Die zweite Ausgabe hat zwei wissenschaftliche Arbeiten von Apollonius und Fourier fallen lassen, teilweise wegen der wahrgenommenen Schwierigkeiten für den Durchschnittsleser. Gleichwohl meinen die Herausgeber standhaft, dass Durchschnittsleser weit mehr verstehen, als die Kritiker vermuten.[1]
Da die große Mehrheit der in den Great Books of the Western World enthaltenen Werke noch von anderen Verlagen gedruckt wurde, meinte ein Kritiker das Unternehmen hätte zwei Millionen Dollar sparen und einfach eine Liste der „großen Bücher“ veröffentlichen können. Ein weiterer Kritikpunkt bemängelte die dichte Formatierung der Buchreihe, die die Lesbarkeit erschwere.

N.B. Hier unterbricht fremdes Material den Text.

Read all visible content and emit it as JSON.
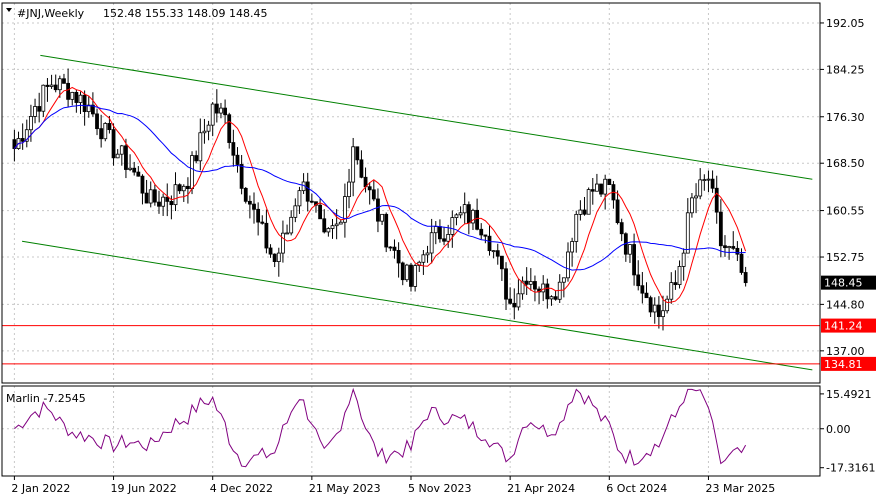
{
  "header": {
    "symbol": "#JNJ,Weekly",
    "ohlc": "152.48 155.33 148.09 148.45"
  },
  "colors": {
    "background": "#ffffff",
    "candle": "#000000",
    "ma_fast": "#ff0000",
    "ma_slow": "#0000ff",
    "channel": "#008000",
    "level": "#ff0000",
    "oscillator": "#800080",
    "grid": "#c8c8c8"
  },
  "chart_data": [
    {
      "type": "candlestick",
      "title": "#JNJ,Weekly",
      "y_ticks": [
        "192.05",
        "184.25",
        "176.30",
        "168.50",
        "160.55",
        "152.75",
        "144.80",
        "137.00"
      ],
      "ylim": [
        131.6,
        195.4
      ],
      "x_ticks": [
        "2 Jan 2022",
        "19 Jun 2022",
        "4 Dec 2022",
        "21 May 2023",
        "5 Nov 2023",
        "21 Apr 2024",
        "6 Oct 2024",
        "23 Mar 2025"
      ],
      "grid": true,
      "last_price_tag": "148.45",
      "horizontal_levels": [
        {
          "value": 141.24,
          "label": "141.24"
        },
        {
          "value": 134.81,
          "label": "134.81"
        }
      ],
      "channel_lines": [
        {
          "name": "upper",
          "x": [
            "2022-02",
            "2025-09"
          ],
          "y": [
            186.6,
            165.8
          ]
        },
        {
          "name": "lower",
          "x": [
            "2022-01",
            "2025-09"
          ],
          "y": [
            155.4,
            133.8
          ]
        }
      ],
      "moving_averages": [
        "fast (red)",
        "slow (blue)"
      ],
      "close_path": [
        [
          "2022-01-02",
          171
        ],
        [
          "2022-02-06",
          178
        ],
        [
          "2022-03-06",
          182
        ],
        [
          "2022-04-03",
          181
        ],
        [
          "2022-05-08",
          178
        ],
        [
          "2022-06-19",
          171
        ],
        [
          "2022-07-17",
          168
        ],
        [
          "2022-08-21",
          162
        ],
        [
          "2022-09-25",
          163
        ],
        [
          "2022-10-23",
          166
        ],
        [
          "2022-12-04",
          178
        ],
        [
          "2022-12-25",
          176
        ],
        [
          "2023-01-22",
          166
        ],
        [
          "2023-02-19",
          158
        ],
        [
          "2023-03-19",
          152
        ],
        [
          "2023-04-09",
          157
        ],
        [
          "2023-04-30",
          165
        ],
        [
          "2023-05-21",
          163
        ],
        [
          "2023-06-11",
          155
        ],
        [
          "2023-07-09",
          158
        ],
        [
          "2023-07-30",
          172
        ],
        [
          "2023-08-20",
          165
        ],
        [
          "2023-09-17",
          158
        ],
        [
          "2023-10-15",
          152
        ],
        [
          "2023-11-05",
          148
        ],
        [
          "2023-12-03",
          155
        ],
        [
          "2024-01-07",
          158
        ],
        [
          "2024-02-04",
          160
        ],
        [
          "2024-03-10",
          158
        ],
        [
          "2024-04-21",
          145
        ],
        [
          "2024-05-19",
          150
        ],
        [
          "2024-06-16",
          147
        ],
        [
          "2024-07-14",
          148
        ],
        [
          "2024-08-11",
          160
        ],
        [
          "2024-09-08",
          164
        ],
        [
          "2024-10-06",
          164
        ],
        [
          "2024-11-03",
          155
        ],
        [
          "2024-12-01",
          148
        ],
        [
          "2024-12-29",
          143
        ],
        [
          "2025-01-26",
          148
        ],
        [
          "2025-02-23",
          162
        ],
        [
          "2025-03-23",
          166
        ],
        [
          "2025-04-13",
          155
        ],
        [
          "2025-05-04",
          153
        ],
        [
          "2025-05-25",
          148.45
        ]
      ]
    },
    {
      "type": "line",
      "title": "Marlin -7.2545",
      "indicator_name": "Marlin",
      "last_value": "-7.2545",
      "y_ticks": [
        "15.4921",
        "0.00",
        "-17.3161"
      ],
      "ylim": [
        -21,
        19
      ],
      "grid": true
    }
  ],
  "sample_rate": "weekly"
}
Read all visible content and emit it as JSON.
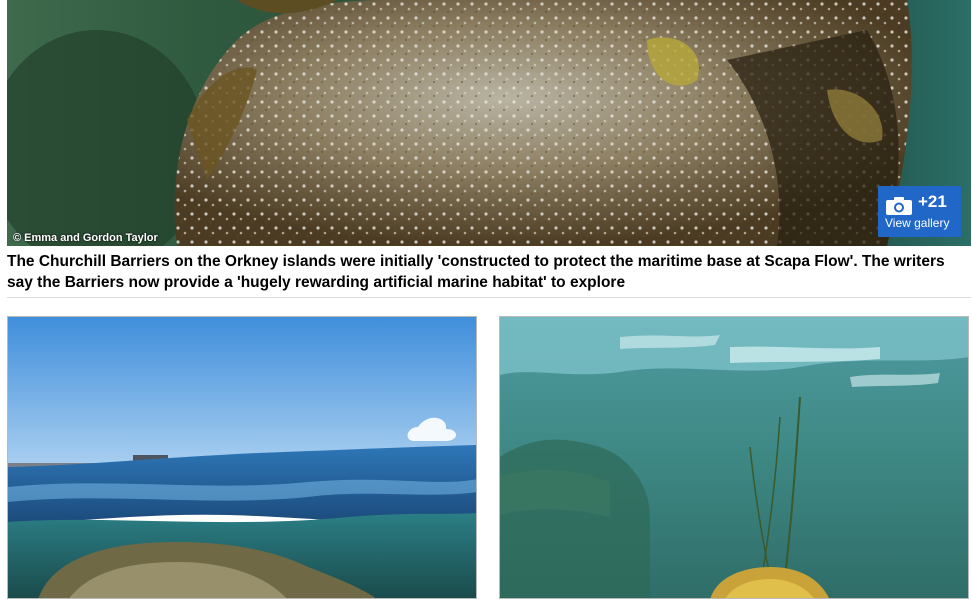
{
  "hero": {
    "credit": "© Emma and Gordon Taylor",
    "gallery_count": "+21",
    "gallery_label": "View gallery",
    "gallery_icon": "camera-icon"
  },
  "caption": "The Churchill Barriers on the Orkney islands were initially 'constructed to protect the maritime base at Scapa Flow'. The writers say the Barriers now provide a 'hugely rewarding artificial marine habitat' to explore",
  "colors": {
    "gallery_button": "#2067c8",
    "caption_text": "#000000"
  }
}
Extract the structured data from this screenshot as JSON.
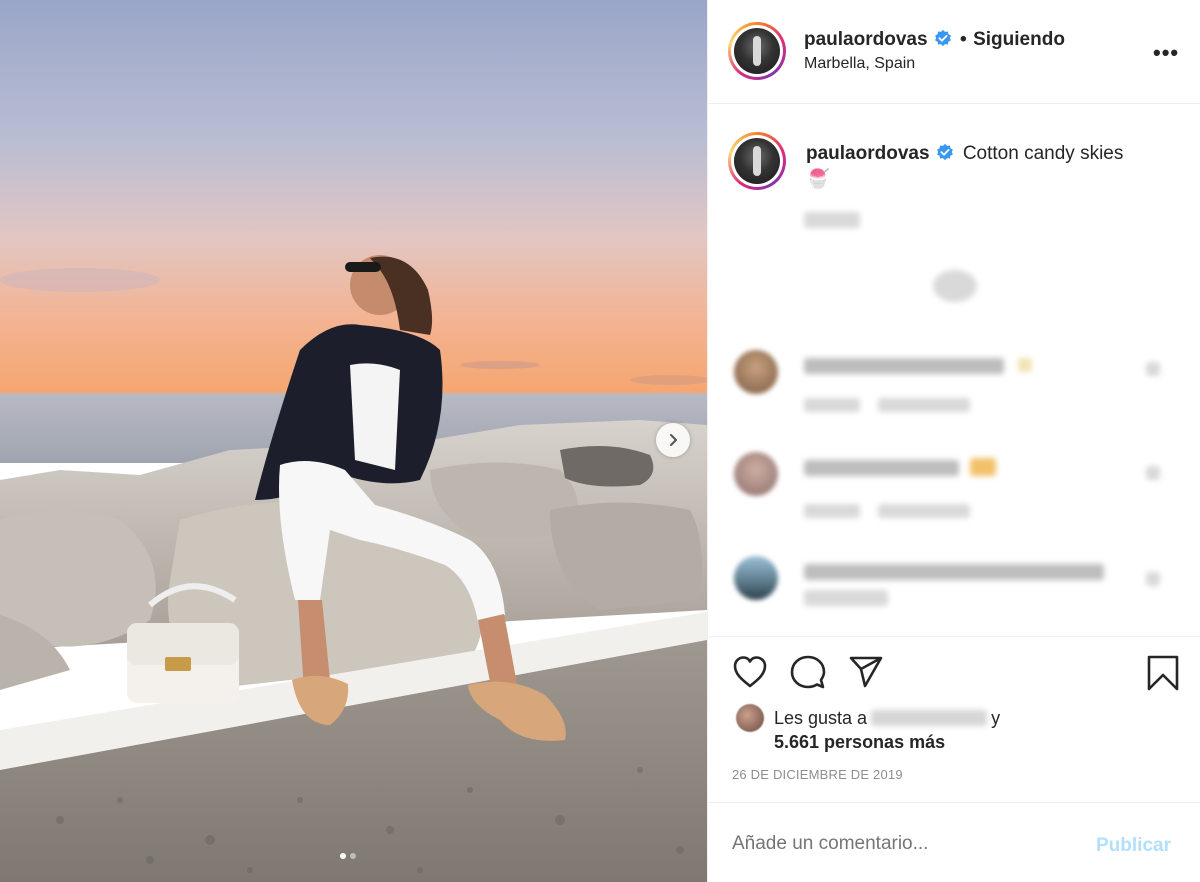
{
  "post": {
    "username": "paulaordovas",
    "follow_status": "Siguiendo",
    "separator": "•",
    "location": "Marbella, Spain",
    "more_label": "•••",
    "caption": "Cotton candy skies",
    "caption_emoji": "🍧",
    "likes_prefix": "Les gusta a",
    "likes_suffix": "y",
    "likes_count": "5.661 personas más",
    "date": "26 DE DICIEMBRE DE 2019",
    "comment_placeholder": "Añade un comentario...",
    "publish_label": "Publicar"
  },
  "carousel": {
    "slide_count": 2,
    "active_index": 0
  },
  "colors": {
    "verified": "#3897f0",
    "publish_disabled": "#b2dffc",
    "secondary_text": "#8e8e8e"
  },
  "icons": [
    "heart-icon",
    "comment-icon",
    "share-icon",
    "bookmark-icon",
    "chevron-right-icon",
    "verified-icon"
  ]
}
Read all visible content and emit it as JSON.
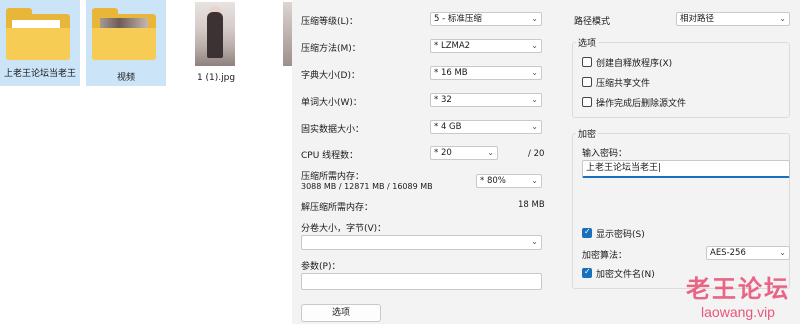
{
  "explorer": {
    "items": [
      {
        "label": "上老王论坛当老王",
        "selected": true
      },
      {
        "label": "视频",
        "selected": true
      },
      {
        "label": "1 (1).jpg",
        "selected": false
      }
    ]
  },
  "dialog": {
    "compression_level": {
      "label": "压缩等级(L)：",
      "value": "5 - 标准压缩"
    },
    "compression_method": {
      "label": "压缩方法(M)：",
      "value": "* LZMA2"
    },
    "dictionary_size": {
      "label": "字典大小(D)：",
      "value": "* 16 MB"
    },
    "word_size": {
      "label": "单词大小(W)：",
      "value": "* 32"
    },
    "solid_block_size": {
      "label": "固实数据大小：",
      "value": "* 4 GB"
    },
    "cpu_threads": {
      "label": "CPU 线程数：",
      "value": "* 20",
      "max": "/ 20"
    },
    "memory_compress": {
      "label": "压缩所需内存：",
      "detail": "3088 MB / 12871 MB / 16089 MB",
      "value": "* 80%"
    },
    "memory_decompress": {
      "label": "解压缩所需内存：",
      "value": "18 MB"
    },
    "split_volume": {
      "label": "分卷大小，字节(V)：",
      "value": ""
    },
    "parameters": {
      "label": "参数(P)：",
      "value": ""
    },
    "options_button": "选项",
    "path_mode": {
      "label": "路径模式",
      "value": "相对路径"
    },
    "options_group": {
      "title": "选项",
      "items": [
        {
          "label": "创建自释放程序(X)",
          "checked": false
        },
        {
          "label": "压缩共享文件",
          "checked": false
        },
        {
          "label": "操作完成后删除源文件",
          "checked": false
        }
      ]
    },
    "encryption_group": {
      "title": "加密",
      "password_label": "输入密码：",
      "password_value": "上老王论坛当老王|",
      "show_password": {
        "label": "显示密码(S)",
        "checked": true
      },
      "method_label": "加密算法：",
      "method_value": "AES-256",
      "encrypt_names": {
        "label": "加密文件名(N)",
        "checked": true
      }
    }
  },
  "watermark": {
    "title": "老王论坛",
    "url": "laowang.vip"
  },
  "colors": {
    "accent": "#1a6fbd",
    "folder": "#f7cc55",
    "selection": "#cce4f7",
    "watermark": "#e8567a"
  }
}
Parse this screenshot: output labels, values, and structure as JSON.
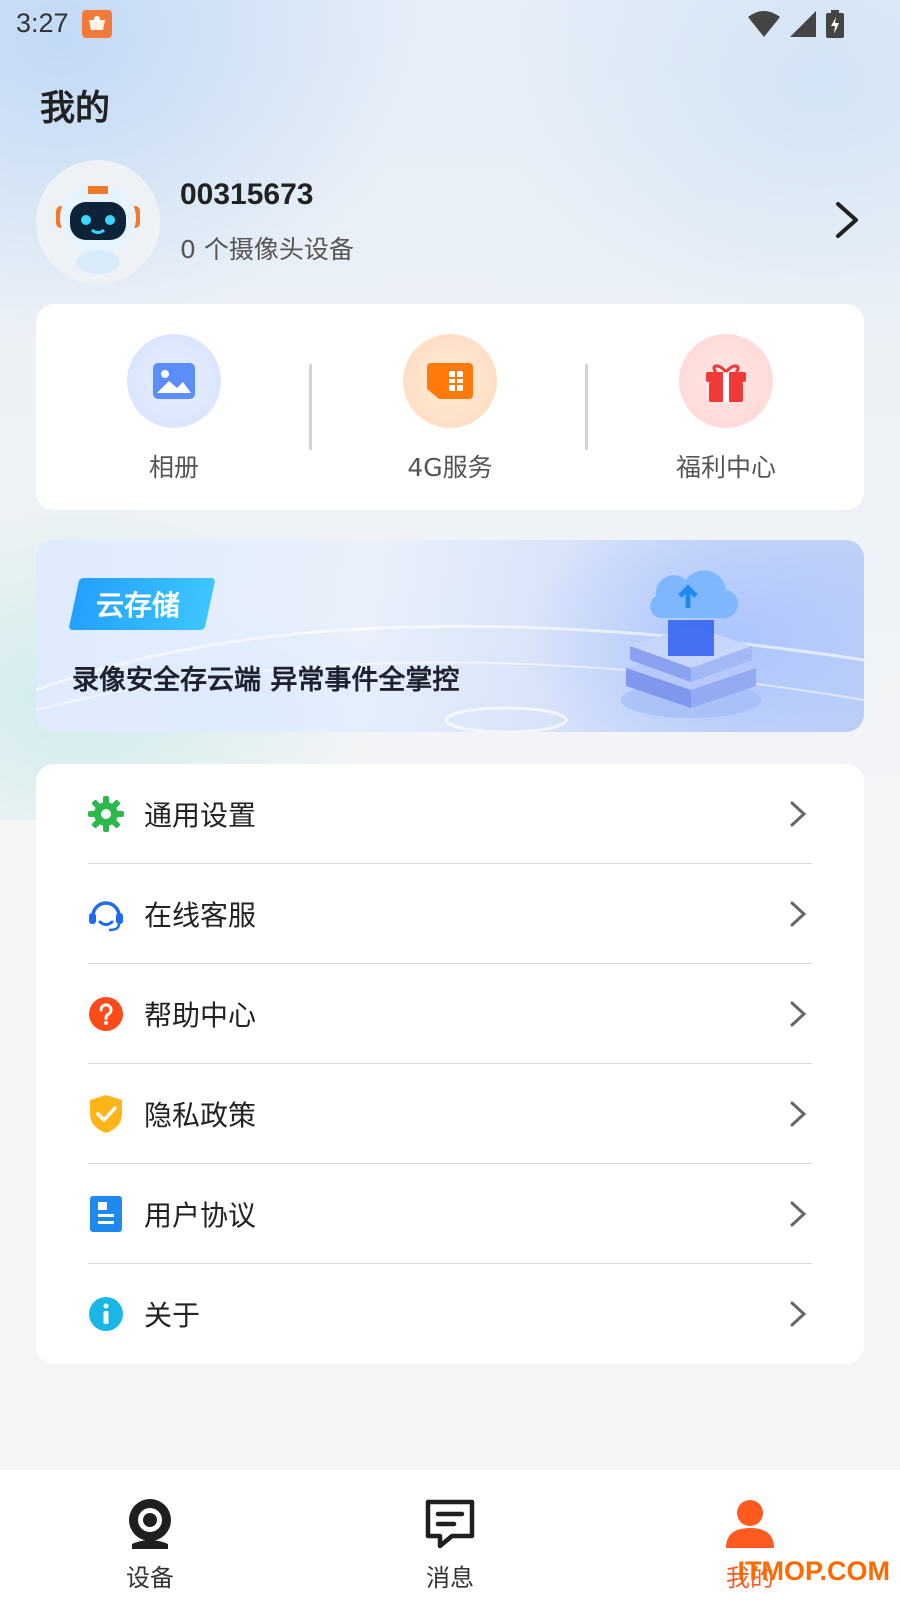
{
  "status_bar": {
    "time": "3:27",
    "icons": [
      "app-notification-icon",
      "wifi-icon",
      "signal-icon",
      "battery-charging-icon"
    ]
  },
  "page_title": "我的",
  "profile": {
    "user_id": "00315673",
    "device_count": "0 个摄像头设备",
    "avatar": "robot-avatar"
  },
  "quick_actions": [
    {
      "label": "相册",
      "icon": "photo-icon",
      "color": "#4d8bf5"
    },
    {
      "label": "4G服务",
      "icon": "sim-card-icon",
      "color": "#ff7a0a"
    },
    {
      "label": "福利中心",
      "icon": "gift-icon",
      "color": "#f03a3a"
    }
  ],
  "banner": {
    "tag": "云存储",
    "subtitle": "录像安全存云端 异常事件全掌控"
  },
  "menu": [
    {
      "label": "通用设置",
      "icon": "gear-icon",
      "color": "#2db84c"
    },
    {
      "label": "在线客服",
      "icon": "headset-icon",
      "color": "#1e6bf0"
    },
    {
      "label": "帮助中心",
      "icon": "question-icon",
      "color": "#ff4a1a"
    },
    {
      "label": "隐私政策",
      "icon": "shield-check-icon",
      "color": "#ffb51a"
    },
    {
      "label": "用户协议",
      "icon": "document-icon",
      "color": "#1e8af0"
    },
    {
      "label": "关于",
      "icon": "info-icon",
      "color": "#19b6e6"
    }
  ],
  "bottom_nav": [
    {
      "label": "设备",
      "icon": "camera-icon",
      "active": false
    },
    {
      "label": "消息",
      "icon": "message-icon",
      "active": false
    },
    {
      "label": "我的",
      "icon": "person-icon",
      "active": true
    }
  ],
  "watermark": "ITMOP.COM",
  "accent_color": "#ff5a1f"
}
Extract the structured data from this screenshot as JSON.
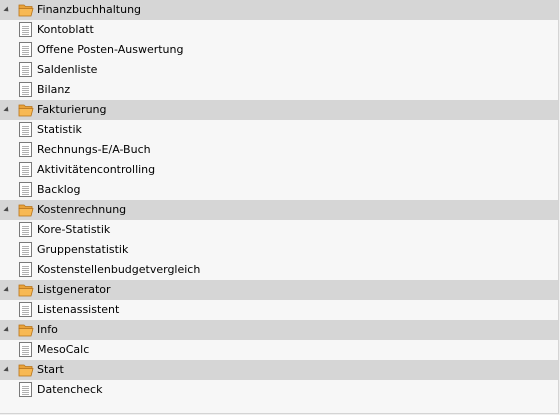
{
  "tree": {
    "groups": [
      {
        "label": "Finanzbuchhaltung",
        "icon": "open-folder-icon",
        "items": [
          "Kontoblatt",
          "Offene Posten-Auswertung",
          "Saldenliste",
          "Bilanz"
        ]
      },
      {
        "label": "Fakturierung",
        "icon": "open-folder-icon",
        "items": [
          "Statistik",
          "Rechnungs-E/A-Buch",
          "Aktivitätencontrolling",
          "Backlog"
        ]
      },
      {
        "label": "Kostenrechnung",
        "icon": "open-folder-icon",
        "items": [
          "Kore-Statistik",
          "Gruppenstatistik",
          "Kostenstellenbudgetvergleich"
        ]
      },
      {
        "label": "Listgenerator",
        "icon": "open-folder-icon",
        "items": [
          "Listenassistent"
        ]
      },
      {
        "label": "Info",
        "icon": "open-folder-icon",
        "items": [
          "MesoCalc"
        ]
      },
      {
        "label": "Start",
        "icon": "open-folder-icon",
        "items": [
          "Datencheck"
        ]
      }
    ],
    "colors": {
      "header_bg": "#d6d6d6",
      "item_bg": "#f7f7f7",
      "folder": "#f0a030"
    }
  }
}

Der aggressive Vertrieb der Buchreihe durch Encyclopædia Britannica, Inc. brachte trotz dieser Mängel solide Verkäufe.[12] Die zweite Ausgabe wählte Übersetzungen aus, die allgemein als Verbesserung angesehen wurden, die beengte Typografie blieb jedoch bestehen. Durch Lesepläne und das Synopticon versuchten die Redakteure die Leser strukturiert durch die Buchreihe zu führen.[1][13]